Dust collection extends tool life because of the constant removal of wood waste due to a consistent pressure drop across the dust collector. Not only does dust collection simply allow cleaner operation of machines, it also prevents defective work. Wood chips lying on boards can create indentations when the material is planed.

10. Custodial Cost

Even if a dust collection system isn't in effect, something still has to be done about the sawdust that piles up. Up to 60 percent of the raw stock is removed by machining and sanding to obtain a finished product. That adds up to a considerable amount of waste ranging in size from large pieces of wood to submicron particles. And, something has to be done with the waste.

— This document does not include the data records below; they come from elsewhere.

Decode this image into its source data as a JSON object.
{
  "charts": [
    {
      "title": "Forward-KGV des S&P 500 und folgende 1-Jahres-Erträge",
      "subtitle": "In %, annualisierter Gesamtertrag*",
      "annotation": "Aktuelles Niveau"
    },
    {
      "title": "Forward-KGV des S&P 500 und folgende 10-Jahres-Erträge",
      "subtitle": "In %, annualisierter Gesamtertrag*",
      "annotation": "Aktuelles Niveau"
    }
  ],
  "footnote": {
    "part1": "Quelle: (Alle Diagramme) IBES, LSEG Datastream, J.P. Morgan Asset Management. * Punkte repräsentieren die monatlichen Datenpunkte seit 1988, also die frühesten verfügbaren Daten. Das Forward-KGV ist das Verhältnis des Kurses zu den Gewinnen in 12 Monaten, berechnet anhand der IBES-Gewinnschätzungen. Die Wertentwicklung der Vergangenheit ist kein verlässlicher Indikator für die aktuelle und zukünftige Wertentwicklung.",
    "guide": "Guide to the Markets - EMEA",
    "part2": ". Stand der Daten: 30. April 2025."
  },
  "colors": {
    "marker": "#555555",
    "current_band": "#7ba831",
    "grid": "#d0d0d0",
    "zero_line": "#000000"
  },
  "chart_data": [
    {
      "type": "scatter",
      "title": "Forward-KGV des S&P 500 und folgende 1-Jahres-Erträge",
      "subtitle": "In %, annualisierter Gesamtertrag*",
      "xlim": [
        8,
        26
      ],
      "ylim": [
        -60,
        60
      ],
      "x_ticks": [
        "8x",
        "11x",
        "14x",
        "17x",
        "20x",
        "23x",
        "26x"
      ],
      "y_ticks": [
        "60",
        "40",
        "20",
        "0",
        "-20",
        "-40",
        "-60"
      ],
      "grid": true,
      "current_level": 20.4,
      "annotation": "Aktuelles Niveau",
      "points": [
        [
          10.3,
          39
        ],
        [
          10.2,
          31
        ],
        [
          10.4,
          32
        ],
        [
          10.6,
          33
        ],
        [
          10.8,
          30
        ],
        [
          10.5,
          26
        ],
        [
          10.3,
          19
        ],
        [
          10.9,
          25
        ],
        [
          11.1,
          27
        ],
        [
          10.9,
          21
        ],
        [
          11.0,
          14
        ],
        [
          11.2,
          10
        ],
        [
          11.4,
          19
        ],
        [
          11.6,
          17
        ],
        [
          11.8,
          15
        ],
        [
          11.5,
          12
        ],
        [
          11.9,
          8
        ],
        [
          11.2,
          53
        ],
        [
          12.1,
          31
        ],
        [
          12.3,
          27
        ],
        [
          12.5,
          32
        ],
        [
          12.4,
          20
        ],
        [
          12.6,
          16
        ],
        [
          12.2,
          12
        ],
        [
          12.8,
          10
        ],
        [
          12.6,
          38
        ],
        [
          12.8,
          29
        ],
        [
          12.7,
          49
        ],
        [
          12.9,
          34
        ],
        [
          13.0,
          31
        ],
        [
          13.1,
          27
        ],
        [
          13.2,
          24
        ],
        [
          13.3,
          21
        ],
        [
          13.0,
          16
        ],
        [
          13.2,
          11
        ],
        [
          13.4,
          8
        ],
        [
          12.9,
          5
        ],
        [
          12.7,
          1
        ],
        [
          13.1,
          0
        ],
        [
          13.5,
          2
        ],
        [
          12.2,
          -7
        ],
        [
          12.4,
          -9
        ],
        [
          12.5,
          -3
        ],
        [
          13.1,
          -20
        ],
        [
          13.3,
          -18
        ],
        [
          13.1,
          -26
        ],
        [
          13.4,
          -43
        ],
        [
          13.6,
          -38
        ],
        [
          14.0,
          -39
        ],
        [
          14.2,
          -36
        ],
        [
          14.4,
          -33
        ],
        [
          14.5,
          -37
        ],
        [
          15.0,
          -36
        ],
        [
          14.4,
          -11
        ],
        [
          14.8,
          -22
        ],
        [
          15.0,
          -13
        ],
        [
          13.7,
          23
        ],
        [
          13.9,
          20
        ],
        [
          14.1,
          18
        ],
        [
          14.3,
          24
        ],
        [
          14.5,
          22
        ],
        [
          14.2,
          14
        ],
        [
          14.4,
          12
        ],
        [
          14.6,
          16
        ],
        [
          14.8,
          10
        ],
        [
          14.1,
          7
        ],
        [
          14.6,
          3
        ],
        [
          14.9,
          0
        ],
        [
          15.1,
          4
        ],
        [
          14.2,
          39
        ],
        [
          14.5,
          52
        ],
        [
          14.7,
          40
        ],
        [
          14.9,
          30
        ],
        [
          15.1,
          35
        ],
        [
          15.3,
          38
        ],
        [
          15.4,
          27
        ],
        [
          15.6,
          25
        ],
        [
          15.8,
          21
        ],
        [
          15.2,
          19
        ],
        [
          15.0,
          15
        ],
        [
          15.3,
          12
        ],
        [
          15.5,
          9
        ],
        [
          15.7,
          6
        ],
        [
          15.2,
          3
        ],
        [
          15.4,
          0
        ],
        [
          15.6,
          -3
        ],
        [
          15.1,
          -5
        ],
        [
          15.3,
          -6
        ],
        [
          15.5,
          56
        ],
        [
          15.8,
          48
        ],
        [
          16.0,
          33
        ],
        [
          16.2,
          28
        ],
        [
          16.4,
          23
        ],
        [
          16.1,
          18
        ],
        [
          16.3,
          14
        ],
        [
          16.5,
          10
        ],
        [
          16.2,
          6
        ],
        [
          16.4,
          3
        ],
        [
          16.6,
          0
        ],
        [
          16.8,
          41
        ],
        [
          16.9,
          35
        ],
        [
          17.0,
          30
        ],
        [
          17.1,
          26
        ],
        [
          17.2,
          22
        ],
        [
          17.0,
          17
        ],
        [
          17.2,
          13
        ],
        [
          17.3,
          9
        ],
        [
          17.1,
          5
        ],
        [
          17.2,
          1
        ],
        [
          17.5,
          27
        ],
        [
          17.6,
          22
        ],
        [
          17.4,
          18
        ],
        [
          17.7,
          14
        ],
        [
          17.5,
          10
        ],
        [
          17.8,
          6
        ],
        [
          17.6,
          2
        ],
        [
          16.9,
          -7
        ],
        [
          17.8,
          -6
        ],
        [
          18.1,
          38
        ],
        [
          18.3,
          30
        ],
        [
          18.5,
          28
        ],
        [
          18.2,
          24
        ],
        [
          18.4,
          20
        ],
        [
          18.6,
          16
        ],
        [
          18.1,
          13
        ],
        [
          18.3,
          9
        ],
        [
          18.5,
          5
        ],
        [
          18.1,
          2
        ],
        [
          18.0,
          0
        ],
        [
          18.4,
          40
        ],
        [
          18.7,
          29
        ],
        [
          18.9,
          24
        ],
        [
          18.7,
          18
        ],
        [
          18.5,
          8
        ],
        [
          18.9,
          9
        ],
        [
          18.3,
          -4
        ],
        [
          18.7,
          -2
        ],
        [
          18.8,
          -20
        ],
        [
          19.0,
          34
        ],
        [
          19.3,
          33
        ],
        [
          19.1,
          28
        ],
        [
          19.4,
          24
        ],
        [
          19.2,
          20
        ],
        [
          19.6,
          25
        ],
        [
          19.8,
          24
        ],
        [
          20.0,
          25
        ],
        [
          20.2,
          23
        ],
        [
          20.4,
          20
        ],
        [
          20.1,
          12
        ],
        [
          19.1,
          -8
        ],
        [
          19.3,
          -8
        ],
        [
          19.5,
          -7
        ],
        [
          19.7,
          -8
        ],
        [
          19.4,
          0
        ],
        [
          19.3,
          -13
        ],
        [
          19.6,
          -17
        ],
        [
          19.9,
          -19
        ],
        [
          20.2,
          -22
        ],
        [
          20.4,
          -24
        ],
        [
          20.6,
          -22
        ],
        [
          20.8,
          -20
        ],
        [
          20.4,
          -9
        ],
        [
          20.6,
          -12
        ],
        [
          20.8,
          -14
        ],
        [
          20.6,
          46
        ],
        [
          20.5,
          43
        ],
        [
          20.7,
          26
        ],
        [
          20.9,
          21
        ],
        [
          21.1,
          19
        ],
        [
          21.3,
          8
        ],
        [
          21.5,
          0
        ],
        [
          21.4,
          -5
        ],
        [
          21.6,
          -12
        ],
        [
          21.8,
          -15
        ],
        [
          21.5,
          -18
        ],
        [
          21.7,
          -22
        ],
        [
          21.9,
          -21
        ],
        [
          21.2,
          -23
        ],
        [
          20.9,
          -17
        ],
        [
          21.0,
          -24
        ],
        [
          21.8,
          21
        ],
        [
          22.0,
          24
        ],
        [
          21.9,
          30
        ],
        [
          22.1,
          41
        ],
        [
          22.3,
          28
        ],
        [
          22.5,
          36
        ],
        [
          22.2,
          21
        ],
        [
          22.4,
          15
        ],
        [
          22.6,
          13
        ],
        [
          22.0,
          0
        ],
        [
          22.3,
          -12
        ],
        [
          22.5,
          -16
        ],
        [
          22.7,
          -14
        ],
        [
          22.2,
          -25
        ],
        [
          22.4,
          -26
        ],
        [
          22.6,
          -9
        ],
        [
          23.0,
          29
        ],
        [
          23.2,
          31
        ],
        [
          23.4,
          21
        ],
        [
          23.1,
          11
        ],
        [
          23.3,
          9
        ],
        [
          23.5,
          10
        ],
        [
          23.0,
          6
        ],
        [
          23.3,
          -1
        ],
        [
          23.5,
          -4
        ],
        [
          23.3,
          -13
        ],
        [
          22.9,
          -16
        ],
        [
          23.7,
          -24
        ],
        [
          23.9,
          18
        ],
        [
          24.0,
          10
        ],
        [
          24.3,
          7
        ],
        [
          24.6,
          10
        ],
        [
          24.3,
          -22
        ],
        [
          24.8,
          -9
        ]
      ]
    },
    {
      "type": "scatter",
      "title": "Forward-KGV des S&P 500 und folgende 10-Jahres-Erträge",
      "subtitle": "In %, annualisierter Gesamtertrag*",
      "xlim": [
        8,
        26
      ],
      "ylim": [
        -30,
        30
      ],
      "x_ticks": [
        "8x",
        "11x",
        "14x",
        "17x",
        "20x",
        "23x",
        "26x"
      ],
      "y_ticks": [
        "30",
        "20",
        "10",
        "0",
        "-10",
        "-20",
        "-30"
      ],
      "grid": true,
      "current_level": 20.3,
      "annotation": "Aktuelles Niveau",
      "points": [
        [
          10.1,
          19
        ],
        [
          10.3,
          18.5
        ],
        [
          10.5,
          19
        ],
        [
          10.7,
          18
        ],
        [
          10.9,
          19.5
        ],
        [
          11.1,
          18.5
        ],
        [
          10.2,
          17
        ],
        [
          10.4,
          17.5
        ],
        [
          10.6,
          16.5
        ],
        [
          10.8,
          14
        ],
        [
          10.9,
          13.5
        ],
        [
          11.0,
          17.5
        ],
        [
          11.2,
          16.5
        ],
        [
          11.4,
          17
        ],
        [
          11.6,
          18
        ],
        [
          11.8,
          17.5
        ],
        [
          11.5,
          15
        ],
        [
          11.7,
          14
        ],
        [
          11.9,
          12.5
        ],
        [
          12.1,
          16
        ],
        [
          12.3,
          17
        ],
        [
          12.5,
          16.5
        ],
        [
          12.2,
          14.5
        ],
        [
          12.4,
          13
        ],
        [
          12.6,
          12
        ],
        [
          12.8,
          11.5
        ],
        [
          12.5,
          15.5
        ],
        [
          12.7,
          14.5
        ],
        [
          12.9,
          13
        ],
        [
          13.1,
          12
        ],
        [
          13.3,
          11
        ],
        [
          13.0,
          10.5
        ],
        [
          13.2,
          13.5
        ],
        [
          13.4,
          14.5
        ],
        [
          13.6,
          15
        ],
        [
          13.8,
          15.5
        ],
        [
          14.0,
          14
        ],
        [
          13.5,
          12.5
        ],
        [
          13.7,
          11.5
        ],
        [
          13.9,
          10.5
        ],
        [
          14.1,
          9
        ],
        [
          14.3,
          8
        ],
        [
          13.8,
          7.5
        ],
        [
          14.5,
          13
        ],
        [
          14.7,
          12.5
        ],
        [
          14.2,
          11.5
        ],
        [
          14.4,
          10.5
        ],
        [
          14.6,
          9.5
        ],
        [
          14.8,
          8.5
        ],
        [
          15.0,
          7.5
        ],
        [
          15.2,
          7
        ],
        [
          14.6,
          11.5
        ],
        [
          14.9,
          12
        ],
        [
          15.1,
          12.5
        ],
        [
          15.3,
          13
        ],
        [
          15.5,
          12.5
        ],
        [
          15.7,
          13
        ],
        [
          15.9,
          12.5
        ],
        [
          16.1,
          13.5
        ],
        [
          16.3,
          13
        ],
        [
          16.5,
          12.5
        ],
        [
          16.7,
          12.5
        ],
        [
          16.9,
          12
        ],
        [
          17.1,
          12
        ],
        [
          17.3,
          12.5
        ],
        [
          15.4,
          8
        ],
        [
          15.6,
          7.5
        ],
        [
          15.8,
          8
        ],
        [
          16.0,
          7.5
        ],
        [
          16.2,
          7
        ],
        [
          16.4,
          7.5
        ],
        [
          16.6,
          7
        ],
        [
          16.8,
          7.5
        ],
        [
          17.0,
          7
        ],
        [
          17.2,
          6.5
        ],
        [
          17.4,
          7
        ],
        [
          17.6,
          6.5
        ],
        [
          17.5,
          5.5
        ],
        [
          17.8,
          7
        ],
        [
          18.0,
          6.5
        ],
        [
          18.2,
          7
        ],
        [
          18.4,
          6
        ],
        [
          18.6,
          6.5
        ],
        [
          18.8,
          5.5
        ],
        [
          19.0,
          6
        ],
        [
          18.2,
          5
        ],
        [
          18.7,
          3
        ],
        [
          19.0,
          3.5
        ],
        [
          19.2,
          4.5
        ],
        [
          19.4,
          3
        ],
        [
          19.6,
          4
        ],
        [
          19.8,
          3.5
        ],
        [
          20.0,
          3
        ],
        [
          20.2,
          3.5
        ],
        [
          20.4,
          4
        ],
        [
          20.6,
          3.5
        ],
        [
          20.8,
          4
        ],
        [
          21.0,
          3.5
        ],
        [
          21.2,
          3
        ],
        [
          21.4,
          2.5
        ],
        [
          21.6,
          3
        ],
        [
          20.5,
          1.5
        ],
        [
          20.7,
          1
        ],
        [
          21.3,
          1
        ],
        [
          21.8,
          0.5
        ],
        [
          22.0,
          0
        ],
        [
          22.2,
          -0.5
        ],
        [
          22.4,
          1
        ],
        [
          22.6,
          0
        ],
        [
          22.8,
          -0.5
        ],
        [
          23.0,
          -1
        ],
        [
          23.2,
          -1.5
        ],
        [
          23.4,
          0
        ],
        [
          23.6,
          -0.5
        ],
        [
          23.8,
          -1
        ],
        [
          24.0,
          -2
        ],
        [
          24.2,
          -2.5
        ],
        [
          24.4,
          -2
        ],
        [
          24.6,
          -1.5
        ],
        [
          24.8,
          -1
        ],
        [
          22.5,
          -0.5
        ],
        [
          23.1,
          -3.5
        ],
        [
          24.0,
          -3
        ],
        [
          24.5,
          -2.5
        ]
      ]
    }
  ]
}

Using a dust collector is the only realistic way to keep a sizable shop at a workable level of cleanliness. It's really the only way to get rid of waste unless you sweep it up!  

In fact, anytime there's waste that's generated that you don't have to handle, there's a payback of labor savings.

In the end, it's up to the individual shops to determine if they're generating enough waste to warrant an investment in dust collection, either in portable dust collectors or, if they're generating enough waste, a central system.

Smart management doesn't wait for losses to happen, but instead works at strategies that are tailored to the unique needs of a facility.